I am delighted to share this extremely interesting article with you. It was contributed by Zul Mamon, who is an experienced pharmacist and Senior Consultant and Responsible Person at Pharma Experts Limited. If you are reading this via FB please share it so more people can read it.
Can Crushing Tablets Cause Harm?
Eating and drinking food can be pleasurable, but have you ever thought about what it feels like not being able to swallow?
Dysphagia or difficulty in swallowing can affect the young and the elderly. In the UK, it is thought over 60% of the elderly population over the age of 60 is prone to this condition.
Having experienced dysphagia a few years ago, I describe it is a strange sensation as though someone has their hands wrapped around your neck and is squeezing. This can be alarming as the ability to swallow the food or drink in your mouth, something we take for granted suddenly disappears. To prevent any substance entering the airways it is natural for the coughing reflex to kick in which results in the sufferer spitting out the food or drink.
There are many possible causes of dysphagia ranging from anxiety, dry mouth to illnesses affecting the gullet or even taking medicines which affect swallowing itself. Anyone experiencing dysphagia should consult their doctor to get the correct diagnosis.
As a pharmacist with a keen interest in the care of the elderly, there have been a number of occasions where I have observed carers looking after their loved ones crushing tablets before they are given. Stopping them can be a challenge; after all they are doing so in the interest of the person they are caring for. Whist it may be okay for some tablets to be crushed and administered, there are others that should not be crushed, as doing so may lead to serious consequences.
Tablets are useful as they ensure the medicinal ingredient is easy to take in divided doses and they help mask any the taste of the active substance such as bitterness.
The way tablets and capsules are formulated has changed considerably as our knowledge of how drugs are released in the body has increased over time. Depending on the type of formulation, the active drug can be mixed with other inactive ingredients to ensure it is released at the right speed into the body and at the right location e.g. the mouth, stomach or intestine.
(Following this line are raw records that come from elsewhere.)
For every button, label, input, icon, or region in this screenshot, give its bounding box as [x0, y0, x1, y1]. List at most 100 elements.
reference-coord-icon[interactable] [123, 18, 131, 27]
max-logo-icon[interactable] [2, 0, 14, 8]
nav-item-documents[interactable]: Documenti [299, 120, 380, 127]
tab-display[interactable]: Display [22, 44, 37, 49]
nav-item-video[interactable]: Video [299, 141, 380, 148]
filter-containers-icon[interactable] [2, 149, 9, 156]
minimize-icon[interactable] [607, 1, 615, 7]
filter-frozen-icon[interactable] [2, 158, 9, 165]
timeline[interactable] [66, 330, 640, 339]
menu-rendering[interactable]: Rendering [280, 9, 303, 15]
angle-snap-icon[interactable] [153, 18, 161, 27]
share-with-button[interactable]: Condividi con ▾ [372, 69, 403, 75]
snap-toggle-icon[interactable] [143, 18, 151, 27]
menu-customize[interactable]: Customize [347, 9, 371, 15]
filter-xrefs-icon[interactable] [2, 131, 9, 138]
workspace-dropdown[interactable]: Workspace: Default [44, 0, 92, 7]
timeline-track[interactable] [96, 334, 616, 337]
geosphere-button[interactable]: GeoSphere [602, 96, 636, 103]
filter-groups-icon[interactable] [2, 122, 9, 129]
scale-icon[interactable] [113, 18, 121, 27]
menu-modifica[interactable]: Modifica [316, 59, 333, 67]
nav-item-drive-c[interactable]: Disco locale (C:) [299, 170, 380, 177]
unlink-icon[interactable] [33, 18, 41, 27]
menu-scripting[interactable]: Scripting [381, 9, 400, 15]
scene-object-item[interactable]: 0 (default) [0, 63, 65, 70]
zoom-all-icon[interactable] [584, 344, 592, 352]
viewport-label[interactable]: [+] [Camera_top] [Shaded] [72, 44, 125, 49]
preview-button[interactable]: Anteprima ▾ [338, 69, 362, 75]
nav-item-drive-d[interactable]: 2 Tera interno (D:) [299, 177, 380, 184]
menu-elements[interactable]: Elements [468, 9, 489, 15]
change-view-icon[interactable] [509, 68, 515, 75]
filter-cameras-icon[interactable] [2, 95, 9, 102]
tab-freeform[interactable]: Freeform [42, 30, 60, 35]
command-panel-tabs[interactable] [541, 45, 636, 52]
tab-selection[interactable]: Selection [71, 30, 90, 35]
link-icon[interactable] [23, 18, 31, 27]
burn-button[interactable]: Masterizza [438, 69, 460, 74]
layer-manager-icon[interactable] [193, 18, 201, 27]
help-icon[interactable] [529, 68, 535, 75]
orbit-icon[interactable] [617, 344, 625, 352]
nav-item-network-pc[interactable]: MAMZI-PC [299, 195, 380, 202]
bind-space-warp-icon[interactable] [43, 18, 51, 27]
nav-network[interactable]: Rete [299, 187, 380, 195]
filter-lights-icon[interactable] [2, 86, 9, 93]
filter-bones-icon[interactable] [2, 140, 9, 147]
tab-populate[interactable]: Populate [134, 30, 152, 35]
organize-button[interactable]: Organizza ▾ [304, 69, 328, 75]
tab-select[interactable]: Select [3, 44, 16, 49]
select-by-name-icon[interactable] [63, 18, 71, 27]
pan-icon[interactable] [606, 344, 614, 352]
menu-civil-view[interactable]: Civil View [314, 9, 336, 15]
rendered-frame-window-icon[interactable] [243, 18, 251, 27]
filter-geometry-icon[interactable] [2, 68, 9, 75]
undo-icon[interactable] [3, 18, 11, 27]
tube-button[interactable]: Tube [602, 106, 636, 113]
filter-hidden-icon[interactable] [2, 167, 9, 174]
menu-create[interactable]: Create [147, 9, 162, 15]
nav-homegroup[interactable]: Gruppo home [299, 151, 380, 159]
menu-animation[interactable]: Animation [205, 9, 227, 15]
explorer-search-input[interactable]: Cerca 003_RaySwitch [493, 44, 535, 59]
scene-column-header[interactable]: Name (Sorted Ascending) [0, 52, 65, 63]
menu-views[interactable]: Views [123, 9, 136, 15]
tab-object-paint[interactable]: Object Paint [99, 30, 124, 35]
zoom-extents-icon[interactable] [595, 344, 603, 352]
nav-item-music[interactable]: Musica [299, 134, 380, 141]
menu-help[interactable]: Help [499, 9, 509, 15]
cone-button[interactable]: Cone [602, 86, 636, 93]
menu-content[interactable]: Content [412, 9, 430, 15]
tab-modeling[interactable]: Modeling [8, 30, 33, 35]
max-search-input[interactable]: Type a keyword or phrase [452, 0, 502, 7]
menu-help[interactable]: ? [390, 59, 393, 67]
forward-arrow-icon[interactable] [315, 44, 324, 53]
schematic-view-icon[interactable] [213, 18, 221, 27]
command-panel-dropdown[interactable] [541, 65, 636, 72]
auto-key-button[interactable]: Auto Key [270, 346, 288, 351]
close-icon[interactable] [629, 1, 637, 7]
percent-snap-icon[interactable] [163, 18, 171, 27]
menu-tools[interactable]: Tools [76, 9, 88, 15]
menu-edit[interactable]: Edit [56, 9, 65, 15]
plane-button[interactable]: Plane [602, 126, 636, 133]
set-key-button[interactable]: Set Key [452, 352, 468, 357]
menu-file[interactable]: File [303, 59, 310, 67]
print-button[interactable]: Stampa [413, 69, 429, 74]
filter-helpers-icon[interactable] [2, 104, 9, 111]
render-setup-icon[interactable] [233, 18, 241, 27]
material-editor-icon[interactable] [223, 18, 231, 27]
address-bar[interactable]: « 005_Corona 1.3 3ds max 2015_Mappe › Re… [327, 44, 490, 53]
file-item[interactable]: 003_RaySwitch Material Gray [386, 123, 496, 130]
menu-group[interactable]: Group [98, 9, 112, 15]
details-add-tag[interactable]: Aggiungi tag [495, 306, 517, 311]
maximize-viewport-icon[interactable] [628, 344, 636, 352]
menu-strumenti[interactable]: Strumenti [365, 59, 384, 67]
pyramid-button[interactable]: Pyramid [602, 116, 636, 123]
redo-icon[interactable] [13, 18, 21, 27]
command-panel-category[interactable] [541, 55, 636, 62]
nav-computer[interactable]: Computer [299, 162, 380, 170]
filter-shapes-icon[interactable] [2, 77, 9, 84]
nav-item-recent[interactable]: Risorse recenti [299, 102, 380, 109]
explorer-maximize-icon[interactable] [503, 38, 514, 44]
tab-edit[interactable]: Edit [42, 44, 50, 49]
Although many medicines in tablet form are formulated to release the drug immediately after being taken, a number of other formulations which alter the drug release are available e.g. extended release and enteric coated.
Extended release formulations are designed to release the drug over a period of time (usually 12 to 24 hours) so that it is absorbed slowly and persists in the body till it is excreted. Crushing an extended release preparation may cause a high concentration of the drug to be released immediately. This is likely to increase the risk of overdosing and side effects.
Enteric coated tablets are specially coated to ensure they remain intact in the stomach so that the medicine is released in the intestine. This type of coating is used either protect the medicine from the stomach acid or to prevent it from irritating the stomach lining which could lead to ulceration.
Manipulation of tablets by crushing can therefore alter the properties of the formulation and lead to ineffective treatment, side effects, irritation and ulcer formation. In addition it also poses a risk to the carer as the act of crushing results in the formation of a toxic powder which could be inhaled.
Always ask your pharmacist if it is safe to crush a tablet as alternatives in the form of liquid formulations maybe available.